体調は完全には戻りませんが、だいぶ良くなりました。ブログを再開したいと思います。
私の古代史好きには、母の影響があることは確かです。母は学生時代は左翼運動に関わって「🎵白頭山の」で始まる金日成将軍の歌をよく歌っていました。もっとも「🎵紀元は二千六百年」の紀元節の歌も歌うので、よくわからないところがあります。
母が憧れたヒーローがジョン・ウェインと平将門です。平将門は10世紀の前半に反乱を起こした関東の豪族で、「新皇」を名乗り、天皇を中心とする日本国とは別の国を作ろうとしました。250年後に源頼朝が鎌倉に幕府を開きますが、頼朝はあくまでも天皇の臣下として「征夷大将軍」にとどまり、日本国を分裂させなかったのが決定的に違います。
そんな母も古代史で知らなかったことがあり、私が教えると相当驚いていました。
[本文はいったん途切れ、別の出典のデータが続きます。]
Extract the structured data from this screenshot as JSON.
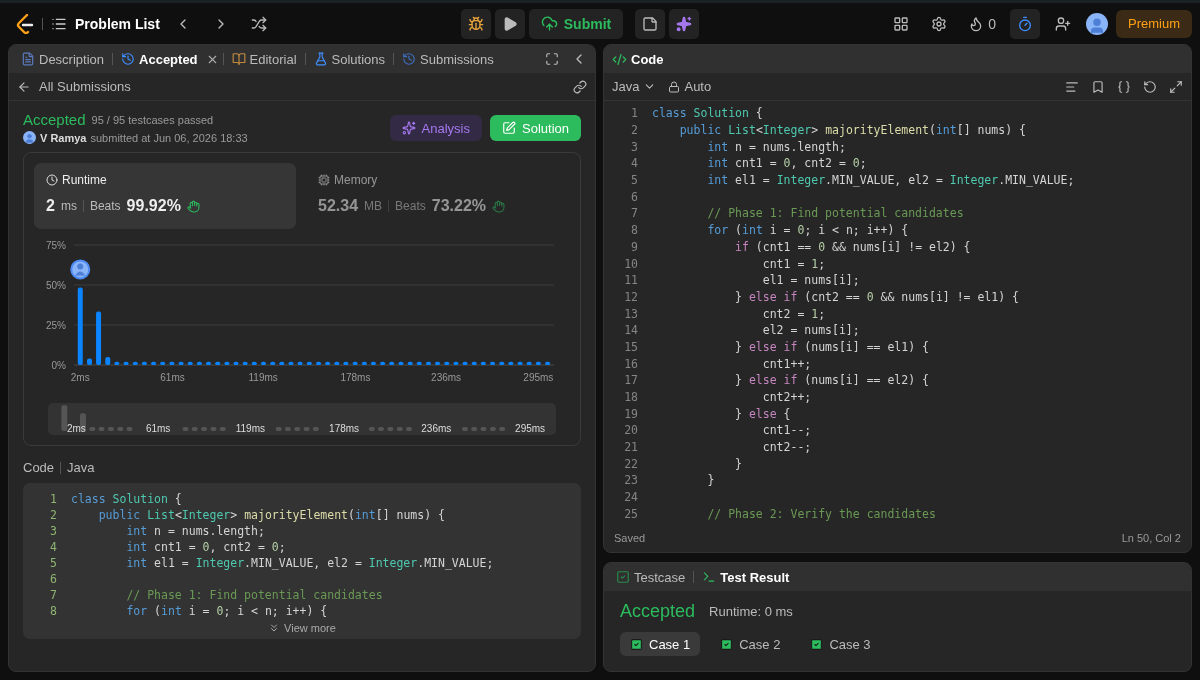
{
  "top_bar": {
    "problem_list": "Problem List",
    "submit": "Submit",
    "streak": "0",
    "premium": "Premium"
  },
  "left_panel": {
    "tabs": [
      {
        "label": "Description",
        "kind": "description",
        "selected": false
      },
      {
        "label": "Accepted",
        "kind": "accepted",
        "selected": true
      },
      {
        "label": "Editorial",
        "kind": "editorial",
        "selected": false
      },
      {
        "label": "Solutions",
        "kind": "solutions",
        "selected": false
      },
      {
        "label": "Submissions",
        "kind": "submissions",
        "selected": false
      }
    ],
    "back": "All Submissions",
    "result": {
      "status": "Accepted",
      "testcases": "95 / 95 testcases passed",
      "user": "V Ramya",
      "submitted": "submitted at Jun 06, 2026 18:33"
    },
    "buttons": [
      {
        "label": "Analysis",
        "kind": "ai"
      },
      {
        "label": "Solution",
        "kind": "primary"
      }
    ],
    "metrics": [
      {
        "kind": "runtime",
        "title": "Runtime",
        "value": "2",
        "unit": "ms",
        "beats_label": "Beats",
        "beats": "99.92%",
        "selected": true
      },
      {
        "kind": "memory",
        "title": "Memory",
        "value": "52.34",
        "unit": "MB",
        "beats_label": "Beats",
        "beats": "73.22%",
        "selected": false
      }
    ],
    "chart_data": {
      "type": "bar",
      "ylim": [
        0,
        75
      ],
      "xlim": [
        -2,
        305
      ],
      "yticks": [
        {
          "value": 0,
          "label": "0%"
        },
        {
          "value": 25,
          "label": "25%"
        },
        {
          "value": 50,
          "label": "50%"
        },
        {
          "value": 75,
          "label": "75%"
        }
      ],
      "x": [
        2,
        7.9,
        13.7,
        19.6,
        25.4,
        31.3,
        37.2,
        43,
        48.9,
        54.7,
        60.6,
        66.5,
        72.3,
        78.2,
        84,
        89.9,
        95.8,
        101.6,
        107.5,
        113.3,
        119.2,
        125.1,
        130.9,
        136.8,
        142.6,
        148.5,
        154.4,
        160.2,
        166.1,
        171.9,
        177.8,
        183.7,
        189.5,
        195.4,
        201.2,
        207.1,
        213,
        218.8,
        224.7,
        230.5,
        236.4,
        242.3,
        248.1,
        254,
        259.8,
        265.7,
        271.6,
        277.4,
        283.3,
        289.1,
        295,
        300.9
      ],
      "xticks": [
        {
          "value": 2,
          "label": "2ms"
        },
        {
          "value": 61,
          "label": "61ms"
        },
        {
          "value": 119,
          "label": "119ms"
        },
        {
          "value": 178,
          "label": "178ms"
        },
        {
          "value": 236,
          "label": "236ms"
        },
        {
          "value": 295,
          "label": "295ms"
        }
      ],
      "values": [
        48.5,
        4,
        33.5,
        5,
        2,
        2,
        2,
        2,
        2,
        2,
        2,
        2,
        2,
        2,
        2,
        2,
        2,
        2,
        2,
        2,
        2,
        2,
        2,
        2,
        2,
        2,
        2,
        2,
        2,
        2,
        2,
        2,
        2,
        2,
        2,
        2,
        2,
        2,
        2,
        2,
        2,
        2,
        2,
        2,
        2,
        2,
        2,
        2,
        2,
        2,
        2,
        2
      ]
    },
    "navigator": {
      "labels": [
        "2ms",
        "61ms",
        "119ms",
        "178ms",
        "236ms",
        "295ms"
      ]
    },
    "code_header": {
      "title": "Code",
      "language": "Java"
    },
    "code_lines": [
      {
        "n": "1",
        "tokens": [
          {
            "kind": "kw",
            "text": "class "
          },
          {
            "kind": "type",
            "text": "Solution"
          },
          {
            "kind": "p",
            "text": " {"
          }
        ]
      },
      {
        "n": "2",
        "tokens": [
          {
            "kind": "kw",
            "text": "    public "
          },
          {
            "kind": "type",
            "text": "List"
          },
          {
            "kind": "p",
            "text": "<"
          },
          {
            "kind": "type",
            "text": "Integer"
          },
          {
            "kind": "p",
            "text": "> "
          },
          {
            "kind": "fn",
            "text": "majorityElement"
          },
          {
            "kind": "p",
            "text": "("
          },
          {
            "kind": "kw",
            "text": "int"
          },
          {
            "kind": "p",
            "text": "[] nums) {"
          }
        ]
      },
      {
        "n": "3",
        "tokens": [
          {
            "kind": "kw",
            "text": "        int"
          },
          {
            "kind": "p",
            "text": " n = nums.length;"
          }
        ]
      },
      {
        "n": "4",
        "tokens": [
          {
            "kind": "kw",
            "text": "        int"
          },
          {
            "kind": "p",
            "text": " cnt1 = "
          },
          {
            "kind": "num",
            "text": "0"
          },
          {
            "kind": "p",
            "text": ", cnt2 = "
          },
          {
            "kind": "num",
            "text": "0"
          },
          {
            "kind": "p",
            "text": ";"
          }
        ]
      },
      {
        "n": "5",
        "tokens": [
          {
            "kind": "kw",
            "text": "        int"
          },
          {
            "kind": "p",
            "text": " el1 = "
          },
          {
            "kind": "type",
            "text": "Integer"
          },
          {
            "kind": "p",
            "text": ".MIN_VALUE, el2 = "
          },
          {
            "kind": "type",
            "text": "Integer"
          },
          {
            "kind": "p",
            "text": ".MIN_VALUE;"
          }
        ]
      },
      {
        "n": "6"
      },
      {
        "n": "7",
        "tokens": [
          {
            "kind": "cm",
            "text": "        // Phase 1: Find potential candidates"
          }
        ]
      },
      {
        "n": "8",
        "tokens": [
          {
            "kind": "kw",
            "text": "        for"
          },
          {
            "kind": "p",
            "text": " ("
          },
          {
            "kind": "kw",
            "text": "int"
          },
          {
            "kind": "p",
            "text": " i = "
          },
          {
            "kind": "num",
            "text": "0"
          },
          {
            "kind": "p",
            "text": "; i < n; i++) {"
          }
        ]
      }
    ],
    "view_more": "View more"
  },
  "editor": {
    "title": "Code",
    "language": "Java",
    "mode": "Auto",
    "lines": [
      {
        "n": "1",
        "tokens": [
          {
            "kind": "kw",
            "text": "class "
          },
          {
            "kind": "type",
            "text": "Solution"
          },
          {
            "kind": "p",
            "text": " {"
          }
        ]
      },
      {
        "n": "2",
        "tokens": [
          {
            "kind": "kw",
            "text": "    public "
          },
          {
            "kind": "type",
            "text": "List"
          },
          {
            "kind": "p",
            "text": "<"
          },
          {
            "kind": "type",
            "text": "Integer"
          },
          {
            "kind": "p",
            "text": "> "
          },
          {
            "kind": "fn",
            "text": "majorityElement"
          },
          {
            "kind": "p",
            "text": "("
          },
          {
            "kind": "kw",
            "text": "int"
          },
          {
            "kind": "p",
            "text": "[] nums) {"
          }
        ]
      },
      {
        "n": "3",
        "tokens": [
          {
            "kind": "kw",
            "text": "        int"
          },
          {
            "kind": "p",
            "text": " n = nums.length;"
          }
        ]
      },
      {
        "n": "4",
        "tokens": [
          {
            "kind": "kw",
            "text": "        int"
          },
          {
            "kind": "p",
            "text": " cnt1 = "
          },
          {
            "kind": "num",
            "text": "0"
          },
          {
            "kind": "p",
            "text": ", cnt2 = "
          },
          {
            "kind": "num",
            "text": "0"
          },
          {
            "kind": "p",
            "text": ";"
          }
        ]
      },
      {
        "n": "5",
        "tokens": [
          {
            "kind": "kw",
            "text": "        int"
          },
          {
            "kind": "p",
            "text": " el1 = "
          },
          {
            "kind": "type",
            "text": "Integer"
          },
          {
            "kind": "p",
            "text": ".MIN_VALUE, el2 = "
          },
          {
            "kind": "type",
            "text": "Integer"
          },
          {
            "kind": "p",
            "text": ".MIN_VALUE;"
          }
        ]
      },
      {
        "n": "6"
      },
      {
        "n": "7",
        "tokens": [
          {
            "kind": "cm",
            "text": "        // Phase 1: Find potential candidates"
          }
        ]
      },
      {
        "n": "8",
        "tokens": [
          {
            "kind": "kw",
            "text": "        for"
          },
          {
            "kind": "p",
            "text": " ("
          },
          {
            "kind": "kw",
            "text": "int"
          },
          {
            "kind": "p",
            "text": " i = "
          },
          {
            "kind": "num",
            "text": "0"
          },
          {
            "kind": "p",
            "text": "; i < n; i++) {"
          }
        ]
      },
      {
        "n": "9",
        "tokens": [
          {
            "kind": "ctl",
            "text": "            if"
          },
          {
            "kind": "p",
            "text": " (cnt1 == "
          },
          {
            "kind": "num",
            "text": "0"
          },
          {
            "kind": "p",
            "text": " && nums[i] != el2) {"
          }
        ]
      },
      {
        "n": "10",
        "tokens": [
          {
            "kind": "p",
            "text": "                cnt1 = "
          },
          {
            "kind": "num",
            "text": "1"
          },
          {
            "kind": "p",
            "text": ";"
          }
        ]
      },
      {
        "n": "11",
        "tokens": [
          {
            "kind": "p",
            "text": "                el1 = nums[i];"
          }
        ]
      },
      {
        "n": "12",
        "tokens": [
          {
            "kind": "p",
            "text": "            } "
          },
          {
            "kind": "ctl",
            "text": "else if"
          },
          {
            "kind": "p",
            "text": " (cnt2 == "
          },
          {
            "kind": "num",
            "text": "0"
          },
          {
            "kind": "p",
            "text": " && nums[i] != el1) {"
          }
        ]
      },
      {
        "n": "13",
        "tokens": [
          {
            "kind": "p",
            "text": "                cnt2 = "
          },
          {
            "kind": "num",
            "text": "1"
          },
          {
            "kind": "p",
            "text": ";"
          }
        ]
      },
      {
        "n": "14",
        "tokens": [
          {
            "kind": "p",
            "text": "                el2 = nums[i];"
          }
        ]
      },
      {
        "n": "15",
        "tokens": [
          {
            "kind": "p",
            "text": "            } "
          },
          {
            "kind": "ctl",
            "text": "else if"
          },
          {
            "kind": "p",
            "text": " (nums[i] == el1) {"
          }
        ]
      },
      {
        "n": "16",
        "tokens": [
          {
            "kind": "p",
            "text": "                cnt1++;"
          }
        ]
      },
      {
        "n": "17",
        "tokens": [
          {
            "kind": "p",
            "text": "            } "
          },
          {
            "kind": "ctl",
            "text": "else if"
          },
          {
            "kind": "p",
            "text": " (nums[i] == el2) {"
          }
        ]
      },
      {
        "n": "18",
        "tokens": [
          {
            "kind": "p",
            "text": "                cnt2++;"
          }
        ]
      },
      {
        "n": "19",
        "tokens": [
          {
            "kind": "p",
            "text": "            } "
          },
          {
            "kind": "ctl",
            "text": "else"
          },
          {
            "kind": "p",
            "text": " {"
          }
        ]
      },
      {
        "n": "20",
        "tokens": [
          {
            "kind": "p",
            "text": "                cnt1--;"
          }
        ]
      },
      {
        "n": "21",
        "tokens": [
          {
            "kind": "p",
            "text": "                cnt2--;"
          }
        ]
      },
      {
        "n": "22",
        "tokens": [
          {
            "kind": "p",
            "text": "            }"
          }
        ]
      },
      {
        "n": "23",
        "tokens": [
          {
            "kind": "p",
            "text": "        }"
          }
        ]
      },
      {
        "n": "24"
      },
      {
        "n": "25",
        "tokens": [
          {
            "kind": "cm",
            "text": "        // Phase 2: Verify the candidates"
          }
        ]
      }
    ],
    "status": "Saved",
    "cursor": "Ln 50, Col 2"
  },
  "test_panel": {
    "tabs": [
      {
        "label": "Testcase",
        "kind": "testcase",
        "selected": false
      },
      {
        "label": "Test Result",
        "kind": "result",
        "selected": true
      }
    ],
    "status": "Accepted",
    "runtime": "Runtime: 0 ms",
    "cases": [
      {
        "label": "Case 1",
        "selected": true,
        "passed": true
      },
      {
        "label": "Case 2",
        "selected": false,
        "passed": true
      },
      {
        "label": "Case 3",
        "selected": false,
        "passed": true
      }
    ]
  }
}
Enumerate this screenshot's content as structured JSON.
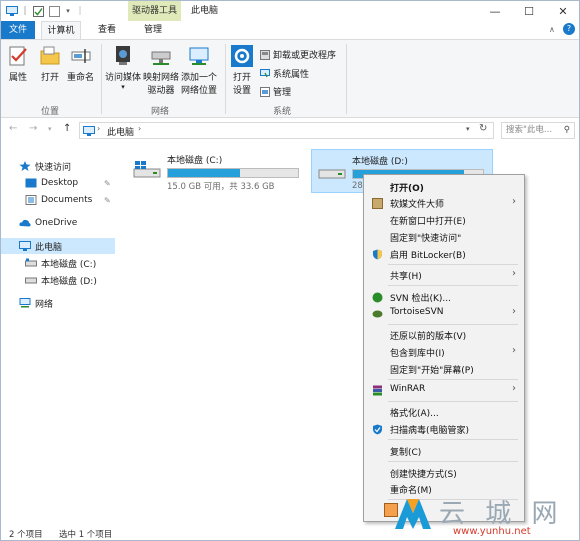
{
  "window": {
    "context_tab": "驱动器工具",
    "title": "此电脑"
  },
  "tabs": [
    {
      "label": "文件"
    },
    {
      "label": "计算机"
    },
    {
      "label": "查看"
    },
    {
      "label": "管理"
    }
  ],
  "ribbon": {
    "location": {
      "items": [
        "属性",
        "打开",
        "重命名"
      ],
      "group": "位置"
    },
    "network": {
      "items": [
        "访问媒体",
        "映射网络",
        "驱动器",
        "添加一个",
        "网络位置"
      ],
      "group": "网络"
    },
    "system": {
      "open_settings": [
        "打开",
        "设置"
      ],
      "small": [
        "卸载或更改程序",
        "系统属性",
        "管理"
      ],
      "group": "系统"
    }
  },
  "address": {
    "path": "此电脑",
    "search_placeholder": "搜索\"此电..."
  },
  "nav": {
    "items": [
      {
        "label": "快速访问"
      },
      {
        "label": "Desktop"
      },
      {
        "label": "Documents"
      },
      {
        "label": "OneDrive"
      },
      {
        "label": "此电脑"
      },
      {
        "label": "本地磁盘 (C:)"
      },
      {
        "label": "本地磁盘 (D:)"
      },
      {
        "label": "网络"
      }
    ]
  },
  "drives": [
    {
      "name": "本地磁盘 (C:)",
      "info": "15.0 GB 可用，共 33.6 GB",
      "used_fraction": 0.55
    },
    {
      "name": "本地磁盘 (D:)",
      "info": "28.",
      "used_fraction": 0.85
    }
  ],
  "menu": {
    "items": [
      "打开(O)",
      "软媒文件大师",
      "在新窗口中打开(E)",
      "固定到\"快速访问\"",
      "启用 BitLocker(B)",
      "共享(H)",
      "SVN 检出(K)...",
      "TortoiseSVN",
      "还原以前的版本(V)",
      "包含到库中(I)",
      "固定到\"开始\"屏幕(P)",
      "WinRAR",
      "格式化(A)...",
      "扫描病毒(电脑管家)",
      "复制(C)",
      "创建快捷方式(S)",
      "重命名(M)"
    ]
  },
  "status": {
    "count": "2 个项目",
    "selected": "选中 1 个项目"
  },
  "watermark": {
    "brand": "云 城 网",
    "url": "www.yunhu.net"
  },
  "colors": {
    "accent": "#1979ca",
    "selection": "#cce8ff",
    "drive_bar": "#26a0da",
    "context_tab": "#dfe9b9"
  }
}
第1代の「神武」天皇から第41代の「持統」天皇まで、日本書紀に書かれている漢字二字の諡号は後から書き加えられたもので、720年に完成した当時は書かれていなかったのです。神武は神日本磐余彦(かんやまといわれひこ)、持統は高天原広野姫(たかまのはらひろのひめ)という和風諡号だけでした。漢字二字の漢風諡号を考えたのは淡海三船(おうみのみふね)という奈良時代の高級官僚です。以前にも取り上げましたが、三船は壬申の乱で敗れた大友皇子の曾孫で、漢詩を得意とし『懐風藻』の選者とも言われます。
このことは広辞苑にも載っており、一部の古代史マニアの説ではなく、広く真実と認められていますが、何故か積極的に教えられることはありません。その理由が母の反応から少しわかった気がしました。母は広辞苑で確認するとすぐに、わざわざ父に知らせに行ったのです。父は歴代天皇の名前を学校で暗記させられた世代ですが、母ほど驚いた様子はありませんでした。母は少し後で「あの話を知ってから、私の中で何かが崩れた」と言いました。
因みに私は、特にショックは受けませんでした。子供の頃に読んだ鈴木武樹の「日本古代史99の謎」という本で、天皇の漢風諡号は後世に追加されたものだという知識を得ていたからです。むしろ淡海三船という人物に興味が湧きました。